Ensuring Privacy For Age Verification
Posted by ekr on 11 Feb 2022
The BBC reports that the UK has revived it's online safety bill, which was shelved back in 2019. There has been a lot of concern about the policies embodied in this bill from organizations ranging from ISOC to Big Brother Watch but I want to focus on what's essentially a technical point, which is that it represents a threat to user privacy that we don't really know how to fix.
The bill appears to require require adult (i.e., pornography) sites to verify the age of their users. This has been widely interpreted as effectively requiring the use of some kind of age verification system. Regardless of the wisdom of age verification requirements in general (see, for instance, this BBC article), it's going to be difficult to build a system which doesn't run the risk of creating a database of everyone who goes to a porn site. Given that what kind of porn people watch or whether they watch porn at all is generally considered private information this seems fairly undesirable.
Age Verification Providers #
The basic problem here is that determining whether someone is over 18 requires learning a fair bit of information about them, generally enough to determine their identity. The UK Age Verification Providers Association lists a variety of different methods for determining age, such as government identity documents, mobile phone record, credit reference agency, credit cards, etc., most of which are directly tied to your real-world identity.
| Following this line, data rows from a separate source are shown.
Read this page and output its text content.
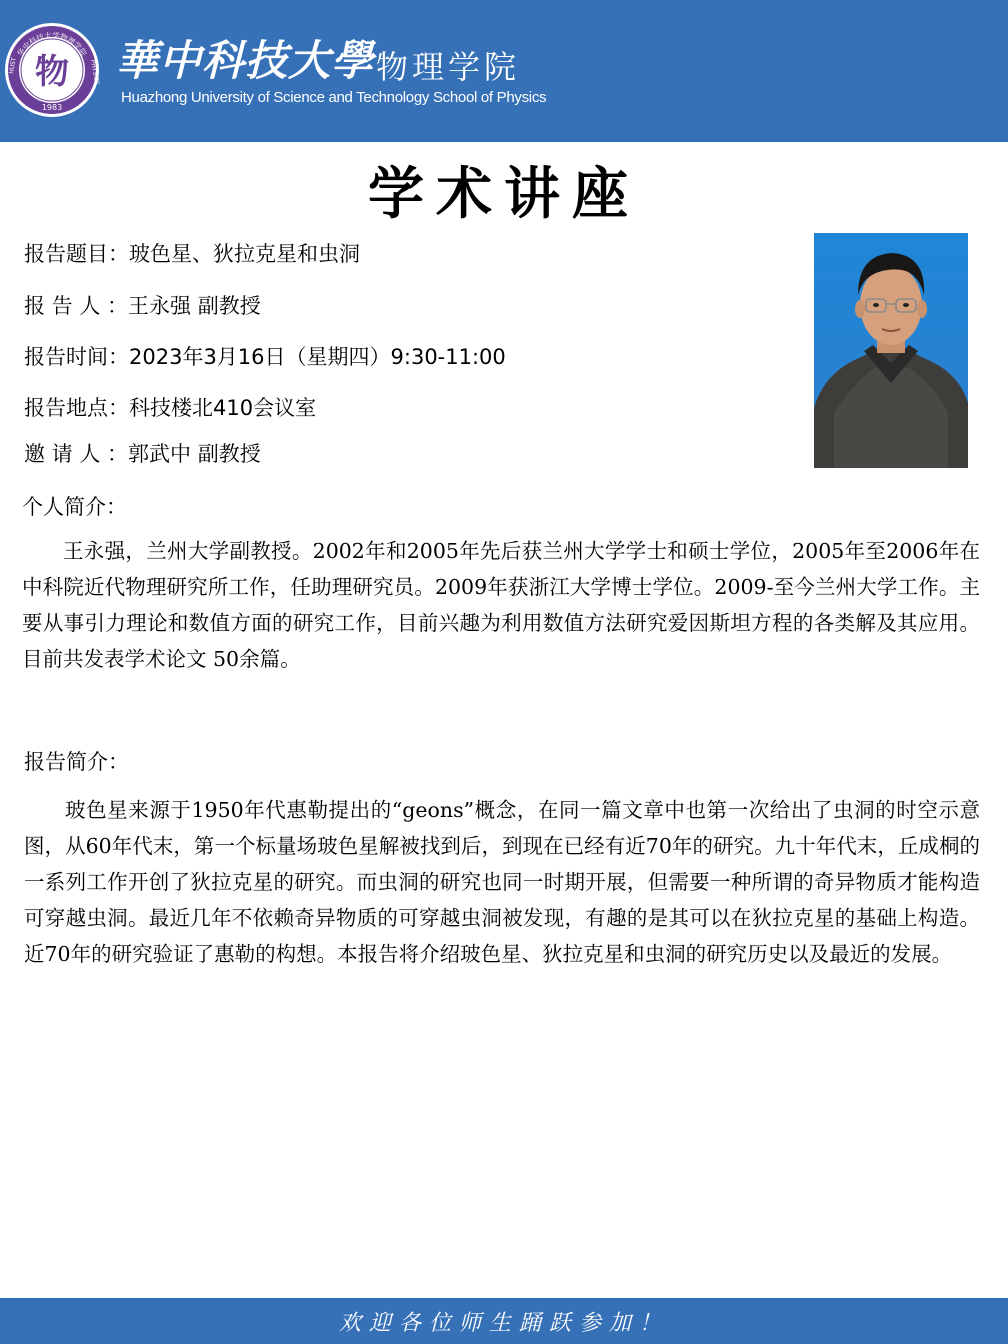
华中科技大学物理学院
HUST	PHYSICS
物
1983
華中科技大學 物理学院
Huazhong University of Science and Technology School of Physics
学术讲座
报告题目： 玻色星、狄拉克星和虫洞
报 告 人 ： 王永强 副教授
报告时间： 2023年3月16日（星期四）9:30-11:00
报告地点： 科技楼北410会议室
邀 请 人 ： 郭武中 副教授
个人简介：

王永强，兰州大学副教授。2002年和2005年先后获兰州大学学士和硕士学位，2005年至2006年在中科院近代物理研究所工作，任助理研究员。2009年获浙江大学博士学位。2009-至今兰州大学工作。主要从事引力理论和数值方面的研究工作，目前兴趣为利用数值方法研究爱因斯坦方程的各类解及其应用。目前共发表学术论文 50余篇。

报告简介：

玻色星来源于1950年代惠勒提出的“geons”概念，在同一篇文章中也第一次给出了虫洞的时空示意图，从60年代末，第一个标量场玻色星解被找到后，到现在已经有近70年的研究。九十年代末，丘成桐的一系列工作开创了狄拉克星的研究。而虫洞的研究也同一时期开展，但需要一种所谓的奇异物质才能构造可穿越虫洞。最近几年不依赖奇异物质的可穿越虫洞被发现，有趣的是其可以在狄拉克星的基础上构造。近70年的研究验证了惠勒的构想。本报告将介绍玻色星、狄拉克星和虫洞的研究历史以及最近的发展。

欢迎各位师生踊跃参加！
There are two major ways in which these age verification systems can work, neither of which is great:
The site itself is verifying your age, e.g., by collecting the above information and using some third party service.
The site somehow bounces/redirects/embeds some third party age verification site.
In both cases, the age verification service learns your identity and the site that you are going to (because the site has an account with the service). In the first case, the site probably also learns your identity and so can associate it with the exact pages you view rather than just the site you visit.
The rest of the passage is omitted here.